L’hypostase des subjectivités souveraines et rationnelles est ainsi installée par un coup de force théorique à la place des deux niveaux traditionnels que sont l’État et le marché capitaliste entre lesquels se déplaçait jusqu’alors le curseur des procédures de planification. Cette opération purement intellectuelle n’analyse en aucun cas la transformation dans laquelle elle prend place et le maintien de la structure étatique et capitaliste qui est inclus dans son modèle et le rend donc inopérant en pratique en tant que dépassement du capitalisme. Le soi-disant dépassement s’avère alors correspondre plus prosaïquement aux conditions objectives du capital globalisé à l’ère de la troisième révolution industrielle et à l’affaiblissement de la capacité d’intervention des États (mais non à leur disparition), cependant que les sujets du capitalisme livrés à eux-mêmes se dressent alternativement contre l´État en s’appuyant sur les « réseaux » (qui sont en pratique des plateformes privées et monopolistiques) ou, au contraire, contre le « totalitarisme technologique » en invoquant l’intervention de l´État appelé par ailleurs à leur reverser une parcelle de « démocratie directe » (comme le veut pas exemple la proposition par Marine Le Pen d’un Référendum d´Initiative Citoyenne inspirée d’une revendication des Gilets jaunes). Ceci perpétue manifestement les vieilles oppositions idéologiques qui ont cimenté le capitalisme d’après-guerre, bien que ses formes phénoménales aient drastiquement évolué sous l’impact des technologies numériques et, conjointement, de l’aggravation de la crise fondamentale de la valorisation. Mais on peut d’ores et déjà élever une sérieuse objection à l’idée d’une « planification décentralisée » qui ne fait que reprendre sur la base de l’idéalisme subjectif les poncifs de la démocratie directe et ceux de la décision procédurale dans un système de production inchangé, miraculeusement rénové par la participation consciente des intéressés. Comment combiner les prétendus avantages de « l’autonomie » locale avec ceux de la division internationale du travail : on ne recule ici devant aucun syncrétisme théorique pour ne rien toucher aux impasses de la société industrielle.

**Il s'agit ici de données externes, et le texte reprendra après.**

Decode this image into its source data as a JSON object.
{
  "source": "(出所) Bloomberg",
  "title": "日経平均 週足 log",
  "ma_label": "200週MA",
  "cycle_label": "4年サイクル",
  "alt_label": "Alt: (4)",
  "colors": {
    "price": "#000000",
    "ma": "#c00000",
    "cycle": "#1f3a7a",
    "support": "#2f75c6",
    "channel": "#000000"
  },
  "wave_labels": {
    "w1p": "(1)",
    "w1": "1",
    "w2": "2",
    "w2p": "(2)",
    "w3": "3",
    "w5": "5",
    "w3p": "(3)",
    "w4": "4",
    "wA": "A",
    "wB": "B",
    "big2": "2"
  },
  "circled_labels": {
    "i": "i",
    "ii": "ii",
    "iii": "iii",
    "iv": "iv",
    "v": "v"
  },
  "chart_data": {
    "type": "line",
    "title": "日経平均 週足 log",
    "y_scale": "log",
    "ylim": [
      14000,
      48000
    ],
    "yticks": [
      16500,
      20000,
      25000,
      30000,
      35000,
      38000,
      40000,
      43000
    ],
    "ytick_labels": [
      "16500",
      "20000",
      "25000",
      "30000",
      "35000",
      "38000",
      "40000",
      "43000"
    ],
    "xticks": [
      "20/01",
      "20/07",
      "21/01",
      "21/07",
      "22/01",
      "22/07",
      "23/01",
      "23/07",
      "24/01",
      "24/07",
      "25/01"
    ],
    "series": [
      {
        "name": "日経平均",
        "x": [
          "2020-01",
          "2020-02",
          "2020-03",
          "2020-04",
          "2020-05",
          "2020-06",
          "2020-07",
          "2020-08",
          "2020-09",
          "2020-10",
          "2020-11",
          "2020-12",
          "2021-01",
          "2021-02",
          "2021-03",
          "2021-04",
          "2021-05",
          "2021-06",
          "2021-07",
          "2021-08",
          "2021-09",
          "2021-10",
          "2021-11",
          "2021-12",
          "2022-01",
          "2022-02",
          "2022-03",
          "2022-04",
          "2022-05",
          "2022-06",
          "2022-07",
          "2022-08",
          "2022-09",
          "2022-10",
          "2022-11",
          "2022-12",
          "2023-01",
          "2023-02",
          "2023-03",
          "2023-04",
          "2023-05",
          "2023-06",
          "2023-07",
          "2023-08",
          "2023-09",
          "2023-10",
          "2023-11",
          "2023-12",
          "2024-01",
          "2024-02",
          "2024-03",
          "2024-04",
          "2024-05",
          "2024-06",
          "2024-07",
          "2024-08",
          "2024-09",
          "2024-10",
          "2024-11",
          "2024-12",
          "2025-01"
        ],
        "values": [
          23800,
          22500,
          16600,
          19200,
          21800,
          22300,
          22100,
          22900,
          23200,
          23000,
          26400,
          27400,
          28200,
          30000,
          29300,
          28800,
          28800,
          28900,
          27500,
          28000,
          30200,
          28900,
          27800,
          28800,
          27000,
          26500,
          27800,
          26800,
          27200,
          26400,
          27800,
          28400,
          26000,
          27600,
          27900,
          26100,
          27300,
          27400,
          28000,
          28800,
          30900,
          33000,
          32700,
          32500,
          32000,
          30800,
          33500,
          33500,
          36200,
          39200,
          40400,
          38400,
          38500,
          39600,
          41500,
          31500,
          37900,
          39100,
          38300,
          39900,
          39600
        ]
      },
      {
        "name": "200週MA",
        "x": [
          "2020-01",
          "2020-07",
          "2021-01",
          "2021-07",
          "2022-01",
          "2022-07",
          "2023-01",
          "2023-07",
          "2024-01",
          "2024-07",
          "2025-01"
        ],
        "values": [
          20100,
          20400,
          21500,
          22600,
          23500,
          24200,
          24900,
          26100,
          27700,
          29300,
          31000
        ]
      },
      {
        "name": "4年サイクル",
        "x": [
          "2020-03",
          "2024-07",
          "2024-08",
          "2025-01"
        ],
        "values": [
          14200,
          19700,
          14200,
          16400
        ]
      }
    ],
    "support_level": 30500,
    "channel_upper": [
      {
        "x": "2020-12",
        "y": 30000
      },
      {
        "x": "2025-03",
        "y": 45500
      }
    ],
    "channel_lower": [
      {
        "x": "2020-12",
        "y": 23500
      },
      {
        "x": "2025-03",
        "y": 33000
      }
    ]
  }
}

Sandrine Aumercier, 20 avril 2022
[1] Emmanuel Macron a profité de l’entre-deux-tours de sélections présidentiels de 2022 pour reprendre le concept à Mélenchon et l’intégrer dans son programme sous la forme d’un Premier ministre « directement chargé de la planification écologique ».
[2] Voici ce que dit un auteur qui a analysé le cas du Rojava : « L’économie du Rojava est basée sur un mélange d’économie de guerre, de petit capitalisme et de production alimentaire de subsistance au sein duquel les coopératives mènent une existence de niche au lieu de représenter un nouveau système économique. » Cité dans Cihad Hammy, Thomas Jeffrey Miley, « Lessons from Rojava for The paradigm of Social Ecology », in Frontiers in Political Science, 10 janvier 2022.
En ligne : https://www.frontiersin.org/articles/10.3389/fpos.2021.815338/full
[3] Pierre Ricard, Procédures et modèles de planification décentralisée, Paris, Economica, 1979, p. 1.
[4] Ibid., p. 3-4.
[5] Pat Devine, « Participatory Planning Through Negociated Coordination », dans Science & Society, Vol. 66, n°1, Printemps 2002.
[6] Ibid., p. 72-73.
[7] Ibid., p. 73-74. Je souligne.
[8] Ibid., p. 74-75.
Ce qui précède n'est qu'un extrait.